Open Access News

News from the open access movement

Tuesday, April 13, 2004

More on the end of the trade embargo

The Free Expression Network has issued a public statement, Editing a Scientific Manuscript Is Not 'Trading with the Enemy', April 12, 2004. Excerpt: "The undersigned organizations protest application of Treasury Department trade embargo rules to scientific, literary and artistic work originating in countries that are currently the subject of an American trade embargo. This is a violation of the First Amendment right of Americans to read and learn from writers, artists, and thinkers of all nations....While the recent clarification from OFAC resolves some issues, it leaves many unanswered. OFAC reiterates that any 'substantive or artistic alterations or enhancements' of a manuscript from an author in a sanctioned country is prohibited without prior government approval, and that 'a collaborative interaction' is considered 'a prohibited exportation of services.'...There is no claim that these restrictions are necessary to protect the United States from terrorism, nor are they likely to persuade these countries to adopt policies that advance US interests.

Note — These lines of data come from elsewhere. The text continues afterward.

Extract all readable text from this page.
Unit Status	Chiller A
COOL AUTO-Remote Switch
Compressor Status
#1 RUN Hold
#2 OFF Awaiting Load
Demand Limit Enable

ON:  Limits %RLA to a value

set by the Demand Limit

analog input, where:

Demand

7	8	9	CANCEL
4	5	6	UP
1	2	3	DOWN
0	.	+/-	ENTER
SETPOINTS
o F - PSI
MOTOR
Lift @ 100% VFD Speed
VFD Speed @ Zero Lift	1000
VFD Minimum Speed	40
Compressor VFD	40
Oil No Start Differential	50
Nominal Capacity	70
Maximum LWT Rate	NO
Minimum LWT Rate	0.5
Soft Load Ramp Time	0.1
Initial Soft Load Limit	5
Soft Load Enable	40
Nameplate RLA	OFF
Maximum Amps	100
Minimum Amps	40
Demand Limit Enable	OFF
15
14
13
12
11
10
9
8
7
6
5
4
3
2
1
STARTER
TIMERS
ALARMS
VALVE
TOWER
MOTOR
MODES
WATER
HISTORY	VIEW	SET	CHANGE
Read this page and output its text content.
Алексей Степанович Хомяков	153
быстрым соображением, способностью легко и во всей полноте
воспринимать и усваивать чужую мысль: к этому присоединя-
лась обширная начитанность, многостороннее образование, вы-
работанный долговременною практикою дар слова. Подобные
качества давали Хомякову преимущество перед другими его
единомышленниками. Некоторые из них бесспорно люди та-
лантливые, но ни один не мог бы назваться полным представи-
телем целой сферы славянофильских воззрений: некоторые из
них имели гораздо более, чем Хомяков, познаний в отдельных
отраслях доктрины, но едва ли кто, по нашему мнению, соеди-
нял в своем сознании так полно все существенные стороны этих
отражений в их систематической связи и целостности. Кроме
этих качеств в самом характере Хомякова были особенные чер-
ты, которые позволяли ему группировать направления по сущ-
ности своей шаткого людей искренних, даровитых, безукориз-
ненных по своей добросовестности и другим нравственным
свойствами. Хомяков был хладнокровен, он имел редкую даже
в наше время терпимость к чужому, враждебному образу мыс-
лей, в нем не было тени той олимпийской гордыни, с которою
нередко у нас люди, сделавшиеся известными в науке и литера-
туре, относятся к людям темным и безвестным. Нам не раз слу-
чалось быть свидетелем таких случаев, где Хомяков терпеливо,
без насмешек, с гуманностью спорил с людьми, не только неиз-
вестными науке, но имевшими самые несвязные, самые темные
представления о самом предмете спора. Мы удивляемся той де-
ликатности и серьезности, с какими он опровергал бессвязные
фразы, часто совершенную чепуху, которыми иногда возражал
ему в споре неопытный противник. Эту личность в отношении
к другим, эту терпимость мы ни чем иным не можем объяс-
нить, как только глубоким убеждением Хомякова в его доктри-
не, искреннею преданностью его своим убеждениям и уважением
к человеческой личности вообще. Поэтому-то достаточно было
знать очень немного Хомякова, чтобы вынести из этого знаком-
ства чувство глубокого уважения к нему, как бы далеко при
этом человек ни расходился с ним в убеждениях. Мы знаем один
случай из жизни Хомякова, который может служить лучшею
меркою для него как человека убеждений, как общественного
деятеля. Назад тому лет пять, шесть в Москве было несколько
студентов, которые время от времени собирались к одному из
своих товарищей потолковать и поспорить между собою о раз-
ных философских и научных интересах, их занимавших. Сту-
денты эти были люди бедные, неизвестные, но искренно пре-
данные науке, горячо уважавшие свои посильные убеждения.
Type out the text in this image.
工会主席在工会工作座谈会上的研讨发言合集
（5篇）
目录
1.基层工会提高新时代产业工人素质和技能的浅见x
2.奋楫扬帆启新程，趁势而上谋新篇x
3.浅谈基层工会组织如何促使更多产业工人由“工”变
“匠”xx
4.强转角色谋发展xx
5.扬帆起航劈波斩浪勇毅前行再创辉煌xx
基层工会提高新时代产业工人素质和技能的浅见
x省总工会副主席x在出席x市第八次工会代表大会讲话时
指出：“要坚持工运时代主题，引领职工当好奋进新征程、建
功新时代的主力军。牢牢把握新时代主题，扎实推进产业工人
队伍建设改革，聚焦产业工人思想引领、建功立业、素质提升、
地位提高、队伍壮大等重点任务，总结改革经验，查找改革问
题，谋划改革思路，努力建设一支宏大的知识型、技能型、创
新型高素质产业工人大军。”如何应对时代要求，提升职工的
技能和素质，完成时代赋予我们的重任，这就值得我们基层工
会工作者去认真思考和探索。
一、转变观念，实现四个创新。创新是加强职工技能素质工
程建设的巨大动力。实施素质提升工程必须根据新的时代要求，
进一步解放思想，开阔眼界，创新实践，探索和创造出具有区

Indeed, it appears that they serve no purpose other than to keep Americans ignorant of work done by scientists, writers, and artists in certain parts of the world."

The statement is signed by American Association of University Professors, American Booksellers Foundation for Free Expression American Civil Liberties Union, American Library Association, First Amendment Project, National Coalition Against Censorship, Peacefire, PEN American Center, and the People For the American Way Foundation. (Thanks to C-FIT.)